Advanced persistent threat (APT)

A sophisticated targeted attack against the corporate IT infrastructure that simultaneously uses different methods to infiltrate the network, hide on the network, and gain unobstructed access to confidential data.

Alternate data stream

Data streams of the NTFS file system (alternate data streams) are intended for additional attributes or information on a file.

Each file in the NTFS file system consists of a set of streams. The main stream contains the file contents.
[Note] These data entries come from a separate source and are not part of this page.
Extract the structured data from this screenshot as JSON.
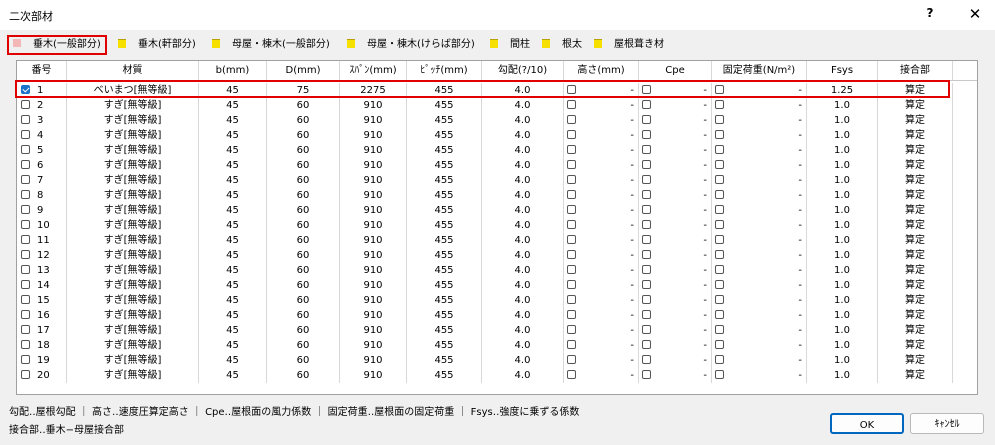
{
  "window": {
    "title": "二次部材",
    "help_label": "?",
    "close_label": "✕"
  },
  "tabs": [
    {
      "label": "垂木(一般部分)",
      "color": "#f4b7b7",
      "active": true
    },
    {
      "label": "垂木(軒部分)",
      "color": "#f6e000",
      "active": false
    },
    {
      "label": "母屋・棟木(一般部分)",
      "color": "#f6e000",
      "active": false
    },
    {
      "label": "母屋・棟木(けらば部分)",
      "color": "#f6e000",
      "active": false
    },
    {
      "label": "間柱",
      "color": "#f6e000",
      "active": false
    },
    {
      "label": "根太",
      "color": "#f6e000",
      "active": false
    },
    {
      "label": "屋根葺き材",
      "color": "#f6e000",
      "active": false
    }
  ],
  "table": {
    "headers": [
      "番号",
      "材質",
      "b(mm)",
      "D(mm)",
      "ｽﾊﾟﾝ(mm)",
      "ﾋﾟｯﾁ(mm)",
      "勾配(?/10)",
      "高さ(mm)",
      "Cpe",
      "固定荷重(N/m²)",
      "Fsys",
      "接合部"
    ],
    "rows": [
      {
        "no": "1",
        "checked": true,
        "material": "べいまつ[無等級]",
        "b": "45",
        "d": "75",
        "span": "2275",
        "pitch": "455",
        "slope": "4.0",
        "height": "-",
        "cpe": "-",
        "load": "-",
        "fsys": "1.25",
        "joint": "算定"
      },
      {
        "no": "2",
        "checked": false,
        "material": "すぎ[無等級]",
        "b": "45",
        "d": "60",
        "span": "910",
        "pitch": "455",
        "slope": "4.0",
        "height": "-",
        "cpe": "-",
        "load": "-",
        "fsys": "1.0",
        "joint": "算定"
      },
      {
        "no": "3",
        "checked": false,
        "material": "すぎ[無等級]",
        "b": "45",
        "d": "60",
        "span": "910",
        "pitch": "455",
        "slope": "4.0",
        "height": "-",
        "cpe": "-",
        "load": "-",
        "fsys": "1.0",
        "joint": "算定"
      },
      {
        "no": "4",
        "checked": false,
        "material": "すぎ[無等級]",
        "b": "45",
        "d": "60",
        "span": "910",
        "pitch": "455",
        "slope": "4.0",
        "height": "-",
        "cpe": "-",
        "load": "-",
        "fsys": "1.0",
        "joint": "算定"
      },
      {
        "no": "5",
        "checked": false,
        "material": "すぎ[無等級]",
        "b": "45",
        "d": "60",
        "span": "910",
        "pitch": "455",
        "slope": "4.0",
        "height": "-",
        "cpe": "-",
        "load": "-",
        "fsys": "1.0",
        "joint": "算定"
      },
      {
        "no": "6",
        "checked": false,
        "material": "すぎ[無等級]",
        "b": "45",
        "d": "60",
        "span": "910",
        "pitch": "455",
        "slope": "4.0",
        "height": "-",
        "cpe": "-",
        "load": "-",
        "fsys": "1.0",
        "joint": "算定"
      },
      {
        "no": "7",
        "checked": false,
        "material": "すぎ[無等級]",
        "b": "45",
        "d": "60",
        "span": "910",
        "pitch": "455",
        "slope": "4.0",
        "height": "-",
        "cpe": "-",
        "load": "-",
        "fsys": "1.0",
        "joint": "算定"
      },
      {
        "no": "8",
        "checked": false,
        "material": "すぎ[無等級]",
        "b": "45",
        "d": "60",
        "span": "910",
        "pitch": "455",
        "slope": "4.0",
        "height": "-",
        "cpe": "-",
        "load": "-",
        "fsys": "1.0",
        "joint": "算定"
      },
      {
        "no": "9",
        "checked": false,
        "material": "すぎ[無等級]",
        "b": "45",
        "d": "60",
        "span": "910",
        "pitch": "455",
        "slope": "4.0",
        "height": "-",
        "cpe": "-",
        "load": "-",
        "fsys": "1.0",
        "joint": "算定"
      },
      {
        "no": "10",
        "checked": false,
        "material": "すぎ[無等級]",
        "b": "45",
        "d": "60",
        "span": "910",
        "pitch": "455",
        "slope": "4.0",
        "height": "-",
        "cpe": "-",
        "load": "-",
        "fsys": "1.0",
        "joint": "算定"
      },
      {
        "no": "11",
        "checked": false,
        "material": "すぎ[無等級]",
        "b": "45",
        "d": "60",
        "span": "910",
        "pitch": "455",
        "slope": "4.0",
        "height": "-",
        "cpe": "-",
        "load": "-",
        "fsys": "1.0",
        "joint": "算定"
      },
      {
        "no": "12",
        "checked": false,
        "material": "すぎ[無等級]",
        "b": "45",
        "d": "60",
        "span": "910",
        "pitch": "455",
        "slope": "4.0",
        "height": "-",
        "cpe": "-",
        "load": "-",
        "fsys": "1.0",
        "joint": "算定"
      },
      {
        "no": "13",
        "checked": false,
        "material": "すぎ[無等級]",
        "b": "45",
        "d": "60",
        "span": "910",
        "pitch": "455",
        "slope": "4.0",
        "height": "-",
        "cpe": "-",
        "load": "-",
        "fsys": "1.0",
        "joint": "算定"
      },
      {
        "no": "14",
        "checked": false,
        "material": "すぎ[無等級]",
        "b": "45",
        "d": "60",
        "span": "910",
        "pitch": "455",
        "slope": "4.0",
        "height": "-",
        "cpe": "-",
        "load": "-",
        "fsys": "1.0",
        "joint": "算定"
      },
      {
        "no": "15",
        "checked": false,
        "material": "すぎ[無等級]",
        "b": "45",
        "d": "60",
        "span": "910",
        "pitch": "455",
        "slope": "4.0",
        "height": "-",
        "cpe": "-",
        "load": "-",
        "fsys": "1.0",
        "joint": "算定"
      },
      {
        "no": "16",
        "checked": false,
        "material": "すぎ[無等級]",
        "b": "45",
        "d": "60",
        "span": "910",
        "pitch": "455",
        "slope": "4.0",
        "height": "-",
        "cpe": "-",
        "load": "-",
        "fsys": "1.0",
        "joint": "算定"
      },
      {
        "no": "17",
        "checked": false,
        "material": "すぎ[無等級]",
        "b": "45",
        "d": "60",
        "span": "910",
        "pitch": "455",
        "slope": "4.0",
        "height": "-",
        "cpe": "-",
        "load": "-",
        "fsys": "1.0",
        "joint": "算定"
      },
      {
        "no": "18",
        "checked": false,
        "material": "すぎ[無等級]",
        "b": "45",
        "d": "60",
        "span": "910",
        "pitch": "455",
        "slope": "4.0",
        "height": "-",
        "cpe": "-",
        "load": "-",
        "fsys": "1.0",
        "joint": "算定"
      },
      {
        "no": "19",
        "checked": false,
        "material": "すぎ[無等級]",
        "b": "45",
        "d": "60",
        "span": "910",
        "pitch": "455",
        "slope": "4.0",
        "height": "-",
        "cpe": "-",
        "load": "-",
        "fsys": "1.0",
        "joint": "算定"
      },
      {
        "no": "20",
        "checked": false,
        "material": "すぎ[無等級]",
        "b": "45",
        "d": "60",
        "span": "910",
        "pitch": "455",
        "slope": "4.0",
        "height": "-",
        "cpe": "-",
        "load": "-",
        "fsys": "1.0",
        "joint": "算定"
      }
    ]
  },
  "notes": {
    "line1": "勾配‥屋根勾配 ｜ 高さ‥速度圧算定高さ ｜ Cpe‥屋根面の風力係数 ｜ 固定荷重‥屋根面の固定荷重 ｜ Fsys‥強度に乗ずる係数",
    "line2": "接合部‥垂木−母屋接合部"
  },
  "buttons": {
    "ok_label": "OK",
    "cancel_label": "ｷｬﾝｾﾙ"
  },
  "colors": {
    "highlight": "#e00000",
    "check_accent": "#1a73c8",
    "ok_border": "#0067c0"
  }
}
The other (alternate) streams are intended for metadata. Streams can be created, deleted, individually saved, renamed, and can even be run as a process.

Alternate streams can be used by hackers for concealed transmission or receipt of data from a computer.

Anti-Malware Engine

Program engine. Scans files and objects for viruses and other threats to the corporate IT infrastructure using anti-virus databases.

Backdoor program

A program planted by hackers on a compromised computer in order to be able to access this computer in the future.

Central Node

Program component. Scans data, analyzes the behavior of objects, and publishes analysis results in the web interface of the program.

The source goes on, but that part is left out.